Cheater Quilt Fabric? What?
October 9, 2008 1:01 PM   Subscribe

I am making a toddler-blanket for Christmas, but I've managed to buy fabric that I don't know how to work with. I know, smart, right?

so I have a waffle knit fabric (white with skulls!) and a black, pre-quilted backing (cheater quilt fabric?), as well as red satin binding for the edges. I have never worked with this fabric backing before, and I'm not sure what to do with it. Do I fuse it to the waffle stuff? I don't want to quilt the waffle knit.

I've been googling, but I don't think I'm googling the right thing because I'm getting lots of PRODUCT but not a lot of information on how to work with this stuff.

I may be over-thinking a plate of beans here.
posted by Medieval Maven to Sports, Hobbies, & Recreation (7 answers total) 1 user marked this as a favorite
 
I don't know about this particular project, but I suggest you check out the Craftster Sewing forum or some such site for assistance.
posted by purpletangerine at 1:08 PM on October 9, 2008


Is the plan to use the waffle knit on the front in one piece, the prequilted on the back, and bind with the satin with no additional batting?

I am not sure how you are planning to get the waffle knit attached to the prequilted back with out re-quilting it. The idea with the cheater fabric is that you just bind it, you don't try to put something else on top. I would suggest you either do that and bind it with the red satin or you dump the cheater fabric and get a plain backing and some batting and make a real quilt. If you want more directions for that, I am happy to help.
posted by sulaine at 1:09 PM on October 9, 2008


Don't fuse it, it'll make it too stiff. What about tacking it with a simple whipstitch on a grid (maybe every 8 quilt pockets, or whatever you call them), if you see what I mean.
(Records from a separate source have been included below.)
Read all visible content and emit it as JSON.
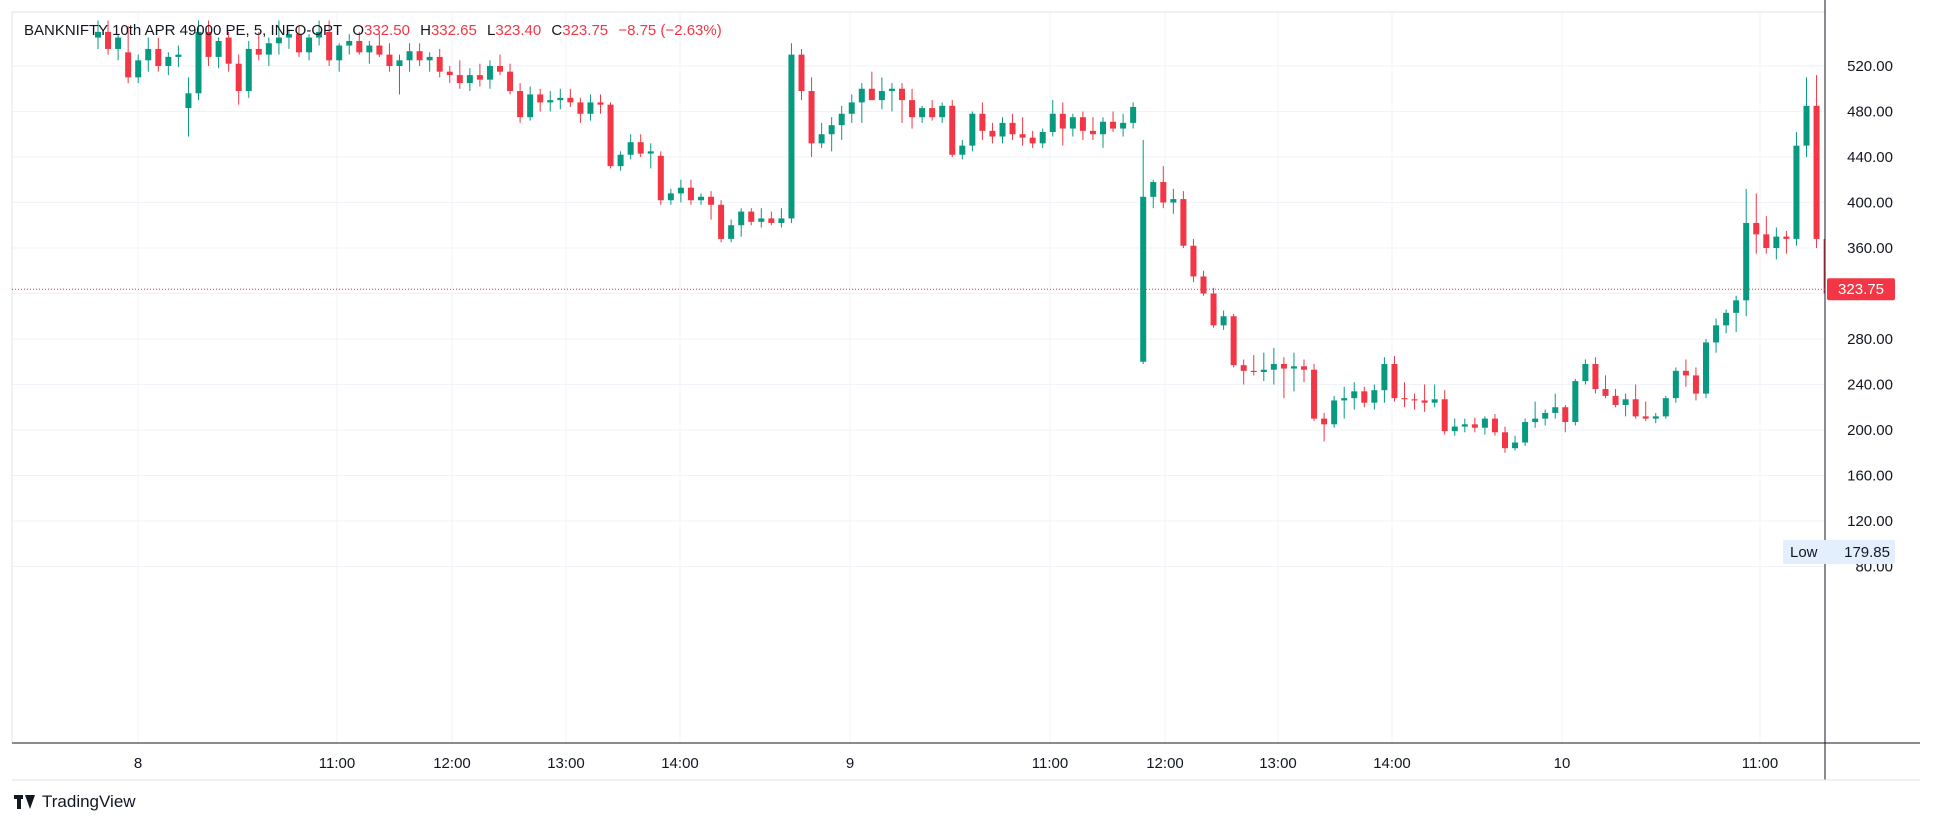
{
  "legend": {
    "symbol": "BANKNIFTY 10th APR 49000 PE, 5, INFO-OPT",
    "open_label": "O",
    "open": "332.50",
    "high_label": "H",
    "high": "332.65",
    "low_label": "L",
    "low": "323.40",
    "close_label": "C",
    "close": "323.75",
    "change": "−8.75 (−2.63%)"
  },
  "price_tag": {
    "value": "323.75",
    "color": "#f23645"
  },
  "low_marker": {
    "label": "Low",
    "value": "179.85"
  },
  "footer": {
    "brand": "TradingView",
    "logo_icon": "tradingview-logo-icon"
  },
  "colors": {
    "up": "#089981",
    "down": "#f23645",
    "grid": "#f0f3fa",
    "axis_text": "#131722"
  },
  "chart_data": {
    "type": "candlestick",
    "y_ticks": [
      "520.00",
      "480.00",
      "440.00",
      "400.00",
      "360.00",
      "320.00",
      "280.00",
      "240.00",
      "200.00",
      "160.00",
      "120.00",
      "80.00"
    ],
    "x_ticks": [
      "8",
      "11:00",
      "12:00",
      "13:00",
      "14:00",
      "9",
      "11:00",
      "12:00",
      "13:00",
      "14:00",
      "10",
      "11:00"
    ],
    "ylim": [
      45,
      560
    ],
    "grid": true,
    "last_price": 323.75,
    "candles": [
      {
        "o": 545,
        "h": 560,
        "l": 535,
        "c": 550
      },
      {
        "o": 550,
        "h": 560,
        "l": 530,
        "c": 535
      },
      {
        "o": 535,
        "h": 548,
        "l": 525,
        "c": 545
      },
      {
        "o": 532,
        "h": 555,
        "l": 505,
        "c": 510
      },
      {
        "o": 510,
        "h": 530,
        "l": 505,
        "c": 525
      },
      {
        "o": 525,
        "h": 545,
        "l": 515,
        "c": 535
      },
      {
        "o": 535,
        "h": 545,
        "l": 515,
        "c": 520
      },
      {
        "o": 520,
        "h": 532,
        "l": 512,
        "c": 528
      },
      {
        "o": 528,
        "h": 538,
        "l": 519,
        "c": 530
      },
      {
        "o": 483,
        "h": 510,
        "l": 458,
        "c": 496
      },
      {
        "o": 496,
        "h": 560,
        "l": 490,
        "c": 550
      },
      {
        "o": 550,
        "h": 560,
        "l": 520,
        "c": 528
      },
      {
        "o": 528,
        "h": 545,
        "l": 518,
        "c": 542
      },
      {
        "o": 545,
        "h": 550,
        "l": 515,
        "c": 522
      },
      {
        "o": 522,
        "h": 530,
        "l": 486,
        "c": 498
      },
      {
        "o": 498,
        "h": 542,
        "l": 492,
        "c": 535
      },
      {
        "o": 535,
        "h": 550,
        "l": 525,
        "c": 530
      },
      {
        "o": 530,
        "h": 545,
        "l": 520,
        "c": 540
      },
      {
        "o": 540,
        "h": 560,
        "l": 530,
        "c": 545
      },
      {
        "o": 545,
        "h": 552,
        "l": 535,
        "c": 548
      },
      {
        "o": 548,
        "h": 555,
        "l": 528,
        "c": 532
      },
      {
        "o": 532,
        "h": 548,
        "l": 525,
        "c": 545
      },
      {
        "o": 545,
        "h": 560,
        "l": 538,
        "c": 550
      },
      {
        "o": 550,
        "h": 560,
        "l": 520,
        "c": 525
      },
      {
        "o": 525,
        "h": 540,
        "l": 515,
        "c": 538
      },
      {
        "o": 538,
        "h": 548,
        "l": 530,
        "c": 542
      },
      {
        "o": 542,
        "h": 550,
        "l": 530,
        "c": 532
      },
      {
        "o": 532,
        "h": 542,
        "l": 522,
        "c": 538
      },
      {
        "o": 538,
        "h": 548,
        "l": 528,
        "c": 530
      },
      {
        "o": 530,
        "h": 540,
        "l": 515,
        "c": 520
      },
      {
        "o": 520,
        "h": 530,
        "l": 495,
        "c": 525
      },
      {
        "o": 525,
        "h": 540,
        "l": 515,
        "c": 533
      },
      {
        "o": 533,
        "h": 540,
        "l": 520,
        "c": 525
      },
      {
        "o": 525,
        "h": 532,
        "l": 515,
        "c": 528
      },
      {
        "o": 528,
        "h": 535,
        "l": 510,
        "c": 515
      },
      {
        "o": 515,
        "h": 520,
        "l": 505,
        "c": 512
      },
      {
        "o": 512,
        "h": 525,
        "l": 500,
        "c": 505
      },
      {
        "o": 505,
        "h": 518,
        "l": 498,
        "c": 512
      },
      {
        "o": 512,
        "h": 522,
        "l": 502,
        "c": 508
      },
      {
        "o": 508,
        "h": 525,
        "l": 500,
        "c": 520
      },
      {
        "o": 520,
        "h": 530,
        "l": 512,
        "c": 515
      },
      {
        "o": 515,
        "h": 522,
        "l": 495,
        "c": 498
      },
      {
        "o": 498,
        "h": 505,
        "l": 470,
        "c": 475
      },
      {
        "o": 475,
        "h": 502,
        "l": 472,
        "c": 495
      },
      {
        "o": 495,
        "h": 500,
        "l": 480,
        "c": 488
      },
      {
        "o": 488,
        "h": 498,
        "l": 480,
        "c": 490
      },
      {
        "o": 490,
        "h": 500,
        "l": 482,
        "c": 492
      },
      {
        "o": 492,
        "h": 500,
        "l": 484,
        "c": 488
      },
      {
        "o": 488,
        "h": 492,
        "l": 470,
        "c": 478
      },
      {
        "o": 478,
        "h": 495,
        "l": 472,
        "c": 488
      },
      {
        "o": 488,
        "h": 495,
        "l": 478,
        "c": 486
      },
      {
        "o": 486,
        "h": 488,
        "l": 430,
        "c": 432
      },
      {
        "o": 432,
        "h": 445,
        "l": 428,
        "c": 442
      },
      {
        "o": 442,
        "h": 460,
        "l": 438,
        "c": 453
      },
      {
        "o": 453,
        "h": 460,
        "l": 440,
        "c": 443
      },
      {
        "o": 443,
        "h": 452,
        "l": 430,
        "c": 445
      },
      {
        "o": 441,
        "h": 445,
        "l": 398,
        "c": 402
      },
      {
        "o": 402,
        "h": 412,
        "l": 398,
        "c": 408
      },
      {
        "o": 408,
        "h": 420,
        "l": 400,
        "c": 413
      },
      {
        "o": 413,
        "h": 420,
        "l": 398,
        "c": 402
      },
      {
        "o": 402,
        "h": 408,
        "l": 398,
        "c": 405
      },
      {
        "o": 405,
        "h": 410,
        "l": 385,
        "c": 398
      },
      {
        "o": 398,
        "h": 402,
        "l": 365,
        "c": 368
      },
      {
        "o": 368,
        "h": 385,
        "l": 365,
        "c": 380
      },
      {
        "o": 380,
        "h": 395,
        "l": 370,
        "c": 392
      },
      {
        "o": 392,
        "h": 395,
        "l": 380,
        "c": 383
      },
      {
        "o": 383,
        "h": 395,
        "l": 378,
        "c": 386
      },
      {
        "o": 386,
        "h": 392,
        "l": 380,
        "c": 382
      },
      {
        "o": 382,
        "h": 395,
        "l": 378,
        "c": 386
      },
      {
        "o": 386,
        "h": 540,
        "l": 382,
        "c": 530
      },
      {
        "o": 530,
        "h": 535,
        "l": 490,
        "c": 498
      },
      {
        "o": 498,
        "h": 510,
        "l": 440,
        "c": 452
      },
      {
        "o": 452,
        "h": 470,
        "l": 448,
        "c": 460
      },
      {
        "o": 460,
        "h": 475,
        "l": 445,
        "c": 468
      },
      {
        "o": 468,
        "h": 485,
        "l": 455,
        "c": 478
      },
      {
        "o": 478,
        "h": 495,
        "l": 470,
        "c": 488
      },
      {
        "o": 488,
        "h": 505,
        "l": 470,
        "c": 500
      },
      {
        "o": 500,
        "h": 515,
        "l": 490,
        "c": 490
      },
      {
        "o": 490,
        "h": 510,
        "l": 482,
        "c": 498
      },
      {
        "o": 498,
        "h": 505,
        "l": 480,
        "c": 500
      },
      {
        "o": 500,
        "h": 505,
        "l": 470,
        "c": 490
      },
      {
        "o": 490,
        "h": 500,
        "l": 465,
        "c": 475
      },
      {
        "o": 475,
        "h": 485,
        "l": 470,
        "c": 483
      },
      {
        "o": 483,
        "h": 490,
        "l": 472,
        "c": 475
      },
      {
        "o": 475,
        "h": 488,
        "l": 470,
        "c": 485
      },
      {
        "o": 485,
        "h": 490,
        "l": 440,
        "c": 442
      },
      {
        "o": 442,
        "h": 455,
        "l": 438,
        "c": 450
      },
      {
        "o": 450,
        "h": 480,
        "l": 445,
        "c": 478
      },
      {
        "o": 478,
        "h": 488,
        "l": 455,
        "c": 463
      },
      {
        "o": 463,
        "h": 470,
        "l": 452,
        "c": 458
      },
      {
        "o": 458,
        "h": 475,
        "l": 452,
        "c": 470
      },
      {
        "o": 470,
        "h": 478,
        "l": 455,
        "c": 460
      },
      {
        "o": 460,
        "h": 475,
        "l": 450,
        "c": 457
      },
      {
        "o": 457,
        "h": 463,
        "l": 448,
        "c": 452
      },
      {
        "o": 452,
        "h": 465,
        "l": 448,
        "c": 462
      },
      {
        "o": 462,
        "h": 490,
        "l": 458,
        "c": 478
      },
      {
        "o": 478,
        "h": 488,
        "l": 450,
        "c": 465
      },
      {
        "o": 465,
        "h": 478,
        "l": 458,
        "c": 475
      },
      {
        "o": 475,
        "h": 480,
        "l": 455,
        "c": 463
      },
      {
        "o": 463,
        "h": 475,
        "l": 455,
        "c": 460
      },
      {
        "o": 460,
        "h": 475,
        "l": 448,
        "c": 471
      },
      {
        "o": 471,
        "h": 480,
        "l": 462,
        "c": 465
      },
      {
        "o": 465,
        "h": 478,
        "l": 458,
        "c": 470
      },
      {
        "o": 470,
        "h": 488,
        "l": 465,
        "c": 484
      },
      {
        "o": 260,
        "h": 455,
        "l": 258,
        "c": 405
      },
      {
        "o": 405,
        "h": 420,
        "l": 395,
        "c": 418
      },
      {
        "o": 418,
        "h": 432,
        "l": 395,
        "c": 400
      },
      {
        "o": 400,
        "h": 412,
        "l": 390,
        "c": 403
      },
      {
        "o": 403,
        "h": 410,
        "l": 360,
        "c": 362
      },
      {
        "o": 362,
        "h": 368,
        "l": 330,
        "c": 335
      },
      {
        "o": 335,
        "h": 340,
        "l": 318,
        "c": 320
      },
      {
        "o": 320,
        "h": 325,
        "l": 290,
        "c": 292
      },
      {
        "o": 292,
        "h": 305,
        "l": 288,
        "c": 300
      },
      {
        "o": 300,
        "h": 302,
        "l": 255,
        "c": 257
      },
      {
        "o": 257,
        "h": 262,
        "l": 240,
        "c": 252
      },
      {
        "o": 252,
        "h": 266,
        "l": 248,
        "c": 251
      },
      {
        "o": 251,
        "h": 268,
        "l": 243,
        "c": 253
      },
      {
        "o": 253,
        "h": 272,
        "l": 240,
        "c": 258
      },
      {
        "o": 258,
        "h": 264,
        "l": 228,
        "c": 254
      },
      {
        "o": 254,
        "h": 268,
        "l": 234,
        "c": 256
      },
      {
        "o": 256,
        "h": 262,
        "l": 242,
        "c": 253
      },
      {
        "o": 253,
        "h": 258,
        "l": 208,
        "c": 210
      },
      {
        "o": 210,
        "h": 215,
        "l": 190,
        "c": 205
      },
      {
        "o": 205,
        "h": 230,
        "l": 202,
        "c": 226
      },
      {
        "o": 226,
        "h": 238,
        "l": 210,
        "c": 228
      },
      {
        "o": 228,
        "h": 242,
        "l": 218,
        "c": 234
      },
      {
        "o": 234,
        "h": 238,
        "l": 220,
        "c": 224
      },
      {
        "o": 224,
        "h": 240,
        "l": 218,
        "c": 235
      },
      {
        "o": 235,
        "h": 264,
        "l": 224,
        "c": 258
      },
      {
        "o": 258,
        "h": 265,
        "l": 225,
        "c": 228
      },
      {
        "o": 228,
        "h": 242,
        "l": 220,
        "c": 227
      },
      {
        "o": 227,
        "h": 232,
        "l": 218,
        "c": 226
      },
      {
        "o": 226,
        "h": 240,
        "l": 216,
        "c": 224
      },
      {
        "o": 224,
        "h": 240,
        "l": 220,
        "c": 227
      },
      {
        "o": 227,
        "h": 235,
        "l": 196,
        "c": 199
      },
      {
        "o": 199,
        "h": 210,
        "l": 195,
        "c": 203
      },
      {
        "o": 203,
        "h": 210,
        "l": 198,
        "c": 205
      },
      {
        "o": 205,
        "h": 211,
        "l": 198,
        "c": 202
      },
      {
        "o": 202,
        "h": 212,
        "l": 196,
        "c": 210
      },
      {
        "o": 210,
        "h": 214,
        "l": 195,
        "c": 198
      },
      {
        "o": 198,
        "h": 203,
        "l": 180,
        "c": 184
      },
      {
        "o": 184,
        "h": 195,
        "l": 182,
        "c": 189
      },
      {
        "o": 189,
        "h": 210,
        "l": 186,
        "c": 207
      },
      {
        "o": 207,
        "h": 225,
        "l": 202,
        "c": 210
      },
      {
        "o": 210,
        "h": 218,
        "l": 204,
        "c": 215
      },
      {
        "o": 215,
        "h": 232,
        "l": 210,
        "c": 220
      },
      {
        "o": 220,
        "h": 222,
        "l": 198,
        "c": 207
      },
      {
        "o": 207,
        "h": 245,
        "l": 204,
        "c": 243
      },
      {
        "o": 243,
        "h": 262,
        "l": 240,
        "c": 258
      },
      {
        "o": 258,
        "h": 264,
        "l": 232,
        "c": 236
      },
      {
        "o": 236,
        "h": 248,
        "l": 228,
        "c": 230
      },
      {
        "o": 230,
        "h": 236,
        "l": 220,
        "c": 222
      },
      {
        "o": 222,
        "h": 232,
        "l": 212,
        "c": 227
      },
      {
        "o": 227,
        "h": 240,
        "l": 210,
        "c": 212
      },
      {
        "o": 212,
        "h": 225,
        "l": 208,
        "c": 210
      },
      {
        "o": 210,
        "h": 215,
        "l": 206,
        "c": 212
      },
      {
        "o": 212,
        "h": 230,
        "l": 210,
        "c": 228
      },
      {
        "o": 228,
        "h": 255,
        "l": 224,
        "c": 252
      },
      {
        "o": 252,
        "h": 262,
        "l": 238,
        "c": 248
      },
      {
        "o": 248,
        "h": 255,
        "l": 226,
        "c": 232
      },
      {
        "o": 232,
        "h": 280,
        "l": 228,
        "c": 277
      },
      {
        "o": 277,
        "h": 298,
        "l": 268,
        "c": 292
      },
      {
        "o": 292,
        "h": 306,
        "l": 285,
        "c": 303
      },
      {
        "o": 303,
        "h": 318,
        "l": 286,
        "c": 314
      },
      {
        "o": 314,
        "h": 412,
        "l": 300,
        "c": 382
      },
      {
        "o": 382,
        "h": 408,
        "l": 355,
        "c": 372
      },
      {
        "o": 372,
        "h": 388,
        "l": 355,
        "c": 360
      },
      {
        "o": 360,
        "h": 378,
        "l": 350,
        "c": 370
      },
      {
        "o": 370,
        "h": 375,
        "l": 355,
        "c": 368
      },
      {
        "o": 368,
        "h": 462,
        "l": 362,
        "c": 450
      },
      {
        "o": 450,
        "h": 510,
        "l": 440,
        "c": 485
      },
      {
        "o": 485,
        "h": 512,
        "l": 360,
        "c": 368
      },
      {
        "o": 368,
        "h": 372,
        "l": 300,
        "c": 320
      },
      {
        "o": 320,
        "h": 350,
        "l": 318,
        "c": 330
      },
      {
        "o": 330,
        "h": 348,
        "l": 315,
        "c": 338
      },
      {
        "o": 338,
        "h": 352,
        "l": 325,
        "c": 345
      },
      {
        "o": 345,
        "h": 380,
        "l": 325,
        "c": 336
      },
      {
        "o": 336,
        "h": 345,
        "l": 310,
        "c": 318
      },
      {
        "o": 318,
        "h": 352,
        "l": 310,
        "c": 348
      },
      {
        "o": 348,
        "h": 356,
        "l": 325,
        "c": 325
      },
      {
        "o": 325,
        "h": 368,
        "l": 322,
        "c": 344
      },
      {
        "o": 344,
        "h": 360,
        "l": 338,
        "c": 352
      },
      {
        "o": 352,
        "h": 362,
        "l": 338,
        "c": 342
      },
      {
        "o": 342,
        "h": 348,
        "l": 325,
        "c": 332
      },
      {
        "o": 332,
        "h": 336,
        "l": 320,
        "c": 330
      },
      {
        "o": 332.5,
        "h": 332.65,
        "l": 323.4,
        "c": 323.75
      }
    ]
  }
}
Alternately, have you tried googling quilters' and sew-ers forums?
posted by nax at 1:11 PM on October 9, 2008


It is generally verboten to mix knits with wovens in one project unless you are able to remove the stretchy from the knit via interfacing--something I wouldn't do in a blanket--or attempt some other solution to the stretchies. And an attempt to quilt a knit to a woven will result in some seriously unpleasant experiences, even if you have a walking foot. What you have for yourself is a very dicey sewing situation. If I were you I would make a onesie from the waffle fabric and attach the blanket binding to the cheater fabric for the blanket. Or piece a top from (woven!) quilting cottons and quilt that and bind it.
posted by hecho de la basura at 1:27 PM on October 9, 2008


Best answer: Here's a great tutorial on binding (opens pdf).

You can bind the quilt following the directions without attaching the waffle to the quilted back, since the "cheater quilt fabric" is already bound to the batting. However, the two layers will shift from each other, which will look weird.

Fusing won't work well, permanent fusing materials will likely make it to stiff. Also many permanent fusing materials (tape, interfacing, etc.), I find really are not permanent after several washes.

There's really one one good way to attach these two fabrics together since you don't want to machine quilt and you're dealing with two different types of fabrics.

I would reccommend hand-tying the top, it's probably your best bet, with the least amount of change to the waffle weave. You can have the knots be on the quilted side and likely hide them in the skulls (white ties) or background (black ties). Here's directions on hand tying.
posted by pokeedog at 1:40 PM on October 9, 2008


Response by poster: pokeedog, thank you. I am going to try that. I know you're not "supposed" to mix knits and wovens, but for this project, well, the waffleknit was just too perfect and I can't find a woven skull print I like as well. Most other blankets I've made have been much easier affairs - I don't really quilt, as a rule, I generally make clothing, so I kind of blithely set myself up for something stupid here.

Purpletangerine - thank you for the link to craftster, I plan on signing up. Everyone else - thank you for tips on what NOT to do. You more or less confirmed my mental gamut of things I'd dismissed as really bad ideas or just unworkable.
posted by Medieval Maven at 3:34 PM on October 9, 2008


Do preshrink the waffle knit, lots. Sew with a straight stitch inside the seam allowance all around the knit before you sew it to anything else, it will stretch much less. It won´t look the way a project with only wovens would, but you see knits and wovens combined in commercial clothing all the time. No reason you can´t do it.